While listening to a friend talk the other day about a moment of personal discovery, I had a realization . . . there are many words I use that I’d always thought of as “good” words, but I realized in certain circumstances, even a good word can turn “bad.”

Take “wish” for example – a word full of positive energy and hopefulness. “Make a wish, honey,” we say. But just as often when I say the words “I wish,” they are followed by negatives. “I wish she’d stop that. I wish I didn’t have to do this. I wish this wasn’t so stupid.”

And what about this one, “I am.” Such a powerful statement on its own, but just as often, it leads off sentences like, “I am not very good at that. I’m too slow. I am such an idiot.”

Then there are words like “never” or “always,” which for all the times they can be used in the positive, can just as often be used in the negative.

As a writer, two of my favorite words when paired together are “What if?” That question has spawned many a great story. But I sometimes catch myself slipping toward doubt when I use these words. “What if it doesn’t work? What if she doesn’t like it? What if I’m wrong?”

Then again, I’m just as likely to use a negative phrase in a positive way. Take the phrase “So what?”  Makes you bristle just to hear it, right?  But it can also be motivating.

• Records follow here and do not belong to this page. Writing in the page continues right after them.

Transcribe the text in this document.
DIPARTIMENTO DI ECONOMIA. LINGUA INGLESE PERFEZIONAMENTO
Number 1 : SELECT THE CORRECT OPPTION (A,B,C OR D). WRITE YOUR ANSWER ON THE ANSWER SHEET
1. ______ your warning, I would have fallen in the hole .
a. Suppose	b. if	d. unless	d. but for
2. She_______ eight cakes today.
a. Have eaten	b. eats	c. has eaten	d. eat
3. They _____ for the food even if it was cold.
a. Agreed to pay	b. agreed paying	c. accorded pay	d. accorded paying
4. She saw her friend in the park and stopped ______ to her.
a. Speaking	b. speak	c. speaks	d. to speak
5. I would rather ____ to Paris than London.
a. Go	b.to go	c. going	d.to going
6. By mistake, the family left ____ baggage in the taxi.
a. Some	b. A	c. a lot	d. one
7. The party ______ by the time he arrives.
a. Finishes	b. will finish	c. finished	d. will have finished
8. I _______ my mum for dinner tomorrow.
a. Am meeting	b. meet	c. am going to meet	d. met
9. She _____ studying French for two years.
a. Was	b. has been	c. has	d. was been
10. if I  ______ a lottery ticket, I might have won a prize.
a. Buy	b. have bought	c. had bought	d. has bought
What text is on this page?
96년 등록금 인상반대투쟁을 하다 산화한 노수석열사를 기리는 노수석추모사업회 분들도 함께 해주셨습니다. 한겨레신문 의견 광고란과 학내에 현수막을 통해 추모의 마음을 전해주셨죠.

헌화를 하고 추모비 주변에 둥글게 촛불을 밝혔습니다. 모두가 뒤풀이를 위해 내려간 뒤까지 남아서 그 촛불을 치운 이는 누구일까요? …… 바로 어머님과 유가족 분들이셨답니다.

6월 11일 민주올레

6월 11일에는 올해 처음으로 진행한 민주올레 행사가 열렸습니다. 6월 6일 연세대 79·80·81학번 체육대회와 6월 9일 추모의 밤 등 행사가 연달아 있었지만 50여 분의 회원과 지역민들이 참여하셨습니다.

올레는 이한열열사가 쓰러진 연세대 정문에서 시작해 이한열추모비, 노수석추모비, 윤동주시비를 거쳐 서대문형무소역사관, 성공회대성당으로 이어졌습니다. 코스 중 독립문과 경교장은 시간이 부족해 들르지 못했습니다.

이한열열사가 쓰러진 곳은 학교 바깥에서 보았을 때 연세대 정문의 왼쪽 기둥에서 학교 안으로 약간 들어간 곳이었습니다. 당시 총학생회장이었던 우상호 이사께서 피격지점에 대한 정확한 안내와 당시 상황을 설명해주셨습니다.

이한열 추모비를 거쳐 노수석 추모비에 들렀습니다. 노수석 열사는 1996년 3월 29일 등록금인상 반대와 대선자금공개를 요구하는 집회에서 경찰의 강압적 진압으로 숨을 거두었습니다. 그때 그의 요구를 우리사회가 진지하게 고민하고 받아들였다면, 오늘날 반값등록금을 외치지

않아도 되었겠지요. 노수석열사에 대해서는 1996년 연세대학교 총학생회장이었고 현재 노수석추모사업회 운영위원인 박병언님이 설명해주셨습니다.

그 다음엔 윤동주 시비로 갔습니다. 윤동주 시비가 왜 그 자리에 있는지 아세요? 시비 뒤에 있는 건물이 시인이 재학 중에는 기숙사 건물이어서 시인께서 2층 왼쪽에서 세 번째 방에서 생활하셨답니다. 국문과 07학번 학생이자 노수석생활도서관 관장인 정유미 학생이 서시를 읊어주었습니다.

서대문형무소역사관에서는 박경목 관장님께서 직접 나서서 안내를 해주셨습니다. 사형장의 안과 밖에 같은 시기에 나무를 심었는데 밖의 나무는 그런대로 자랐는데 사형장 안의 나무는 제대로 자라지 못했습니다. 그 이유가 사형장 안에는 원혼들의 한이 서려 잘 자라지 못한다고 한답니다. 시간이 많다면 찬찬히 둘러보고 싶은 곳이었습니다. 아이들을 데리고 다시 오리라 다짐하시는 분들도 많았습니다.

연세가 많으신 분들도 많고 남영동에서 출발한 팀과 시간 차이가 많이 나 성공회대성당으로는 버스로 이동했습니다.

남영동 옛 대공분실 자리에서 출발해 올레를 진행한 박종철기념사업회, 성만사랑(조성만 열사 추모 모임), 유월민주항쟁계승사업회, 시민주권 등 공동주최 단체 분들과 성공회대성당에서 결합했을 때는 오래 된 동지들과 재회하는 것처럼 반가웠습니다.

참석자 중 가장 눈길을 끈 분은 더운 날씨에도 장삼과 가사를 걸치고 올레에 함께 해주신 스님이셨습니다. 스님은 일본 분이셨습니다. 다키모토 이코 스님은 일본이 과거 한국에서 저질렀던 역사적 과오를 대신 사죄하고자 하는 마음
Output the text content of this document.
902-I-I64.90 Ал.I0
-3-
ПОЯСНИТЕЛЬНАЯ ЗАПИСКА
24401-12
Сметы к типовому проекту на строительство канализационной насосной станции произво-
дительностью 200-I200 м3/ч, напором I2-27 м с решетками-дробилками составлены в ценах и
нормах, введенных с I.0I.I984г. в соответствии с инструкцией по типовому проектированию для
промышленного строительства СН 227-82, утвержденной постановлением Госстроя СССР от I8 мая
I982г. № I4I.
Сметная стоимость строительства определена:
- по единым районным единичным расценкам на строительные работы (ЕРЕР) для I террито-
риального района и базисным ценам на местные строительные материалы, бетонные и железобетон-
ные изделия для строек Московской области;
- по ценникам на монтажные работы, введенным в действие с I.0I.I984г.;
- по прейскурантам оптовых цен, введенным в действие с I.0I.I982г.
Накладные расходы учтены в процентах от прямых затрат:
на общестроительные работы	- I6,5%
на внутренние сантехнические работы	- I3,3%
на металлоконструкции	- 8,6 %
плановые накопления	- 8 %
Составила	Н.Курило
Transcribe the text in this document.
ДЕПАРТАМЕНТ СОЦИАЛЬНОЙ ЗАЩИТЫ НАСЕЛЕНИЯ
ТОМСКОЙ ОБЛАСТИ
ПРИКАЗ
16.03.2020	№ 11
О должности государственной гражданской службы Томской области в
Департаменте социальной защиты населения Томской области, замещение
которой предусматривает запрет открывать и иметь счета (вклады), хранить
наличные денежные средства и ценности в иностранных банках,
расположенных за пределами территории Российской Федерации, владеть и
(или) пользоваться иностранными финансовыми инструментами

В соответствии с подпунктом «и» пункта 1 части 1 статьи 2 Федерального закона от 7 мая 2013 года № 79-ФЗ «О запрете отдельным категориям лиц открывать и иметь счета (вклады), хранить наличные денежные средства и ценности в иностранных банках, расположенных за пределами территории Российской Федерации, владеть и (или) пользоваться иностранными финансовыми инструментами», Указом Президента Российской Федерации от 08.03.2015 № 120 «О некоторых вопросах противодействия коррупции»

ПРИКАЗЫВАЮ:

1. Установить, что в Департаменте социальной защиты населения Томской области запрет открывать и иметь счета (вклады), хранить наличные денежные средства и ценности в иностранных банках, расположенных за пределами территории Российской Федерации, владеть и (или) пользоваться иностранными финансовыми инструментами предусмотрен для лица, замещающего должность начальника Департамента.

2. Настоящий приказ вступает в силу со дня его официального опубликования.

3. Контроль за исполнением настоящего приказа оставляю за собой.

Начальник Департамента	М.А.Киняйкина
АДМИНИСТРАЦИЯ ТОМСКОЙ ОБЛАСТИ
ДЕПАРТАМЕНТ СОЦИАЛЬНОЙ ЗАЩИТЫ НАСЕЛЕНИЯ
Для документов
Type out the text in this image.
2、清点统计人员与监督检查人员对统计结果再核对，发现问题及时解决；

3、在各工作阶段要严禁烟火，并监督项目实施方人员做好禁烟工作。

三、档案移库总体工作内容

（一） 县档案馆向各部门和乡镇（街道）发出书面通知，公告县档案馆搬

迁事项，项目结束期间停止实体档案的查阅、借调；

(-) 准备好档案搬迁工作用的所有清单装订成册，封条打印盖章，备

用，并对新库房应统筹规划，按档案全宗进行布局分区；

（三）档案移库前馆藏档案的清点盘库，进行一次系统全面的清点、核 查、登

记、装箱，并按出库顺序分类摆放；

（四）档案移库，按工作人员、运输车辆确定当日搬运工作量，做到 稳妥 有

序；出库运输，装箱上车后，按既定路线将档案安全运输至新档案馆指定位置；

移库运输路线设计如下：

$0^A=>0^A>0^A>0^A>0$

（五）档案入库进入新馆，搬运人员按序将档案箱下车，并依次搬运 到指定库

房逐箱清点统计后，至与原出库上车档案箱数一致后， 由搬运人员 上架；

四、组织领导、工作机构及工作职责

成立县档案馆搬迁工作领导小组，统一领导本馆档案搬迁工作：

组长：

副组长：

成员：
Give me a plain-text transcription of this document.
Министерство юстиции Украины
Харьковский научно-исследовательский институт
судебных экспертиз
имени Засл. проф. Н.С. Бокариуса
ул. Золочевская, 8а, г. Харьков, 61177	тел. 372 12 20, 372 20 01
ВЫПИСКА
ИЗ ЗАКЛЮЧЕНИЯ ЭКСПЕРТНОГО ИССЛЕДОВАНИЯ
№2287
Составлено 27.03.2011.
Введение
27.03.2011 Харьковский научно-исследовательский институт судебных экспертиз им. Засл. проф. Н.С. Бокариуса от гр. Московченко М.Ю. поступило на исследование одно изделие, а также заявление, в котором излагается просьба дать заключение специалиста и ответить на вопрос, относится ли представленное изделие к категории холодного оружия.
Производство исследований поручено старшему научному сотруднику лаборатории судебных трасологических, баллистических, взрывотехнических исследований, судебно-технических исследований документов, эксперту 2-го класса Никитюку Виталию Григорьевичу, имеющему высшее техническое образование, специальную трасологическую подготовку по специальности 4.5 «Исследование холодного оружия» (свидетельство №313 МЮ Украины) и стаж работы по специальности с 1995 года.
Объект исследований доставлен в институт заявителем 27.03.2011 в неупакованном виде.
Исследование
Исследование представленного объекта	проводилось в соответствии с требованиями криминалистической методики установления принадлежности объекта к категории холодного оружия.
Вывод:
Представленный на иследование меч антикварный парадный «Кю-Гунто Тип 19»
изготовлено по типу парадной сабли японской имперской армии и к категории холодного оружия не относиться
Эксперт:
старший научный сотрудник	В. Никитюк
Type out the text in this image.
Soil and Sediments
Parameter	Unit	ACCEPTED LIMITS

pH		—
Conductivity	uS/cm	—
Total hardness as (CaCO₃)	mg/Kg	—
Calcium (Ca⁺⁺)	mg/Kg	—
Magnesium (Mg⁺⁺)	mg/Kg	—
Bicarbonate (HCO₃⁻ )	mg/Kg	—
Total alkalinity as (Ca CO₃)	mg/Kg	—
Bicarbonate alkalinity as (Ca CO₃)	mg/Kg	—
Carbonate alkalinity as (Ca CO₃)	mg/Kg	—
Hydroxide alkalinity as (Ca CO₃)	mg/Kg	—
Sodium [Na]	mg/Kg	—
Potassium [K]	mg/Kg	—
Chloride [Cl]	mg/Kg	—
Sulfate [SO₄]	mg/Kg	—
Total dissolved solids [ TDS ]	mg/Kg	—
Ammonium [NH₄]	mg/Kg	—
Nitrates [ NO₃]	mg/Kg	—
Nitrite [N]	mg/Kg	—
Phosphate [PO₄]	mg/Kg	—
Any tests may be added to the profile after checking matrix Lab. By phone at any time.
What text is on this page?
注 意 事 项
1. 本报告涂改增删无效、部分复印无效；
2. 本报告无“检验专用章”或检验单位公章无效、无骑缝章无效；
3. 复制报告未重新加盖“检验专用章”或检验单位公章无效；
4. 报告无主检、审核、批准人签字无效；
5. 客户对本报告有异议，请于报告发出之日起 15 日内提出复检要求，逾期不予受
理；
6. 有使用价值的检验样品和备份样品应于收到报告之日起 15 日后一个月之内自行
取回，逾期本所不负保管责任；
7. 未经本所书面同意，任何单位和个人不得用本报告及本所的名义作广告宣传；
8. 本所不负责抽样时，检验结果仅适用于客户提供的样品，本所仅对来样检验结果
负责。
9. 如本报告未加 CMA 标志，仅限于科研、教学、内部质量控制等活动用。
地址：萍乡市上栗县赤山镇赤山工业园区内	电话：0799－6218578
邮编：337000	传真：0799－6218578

“I don’t want to submit this story. It might get rejected.”

“So what. Are you any worse off if it does?”

“I don’t want to call her, she might say no.”

“So what? Then at least you’ll know.”

Language has power and there is no such thing as a good word or a bad word, there is only how we use them and how we pair them. This last election taught us that. So be careful how you talk to or about others, but be careful how you talk to yourself as well.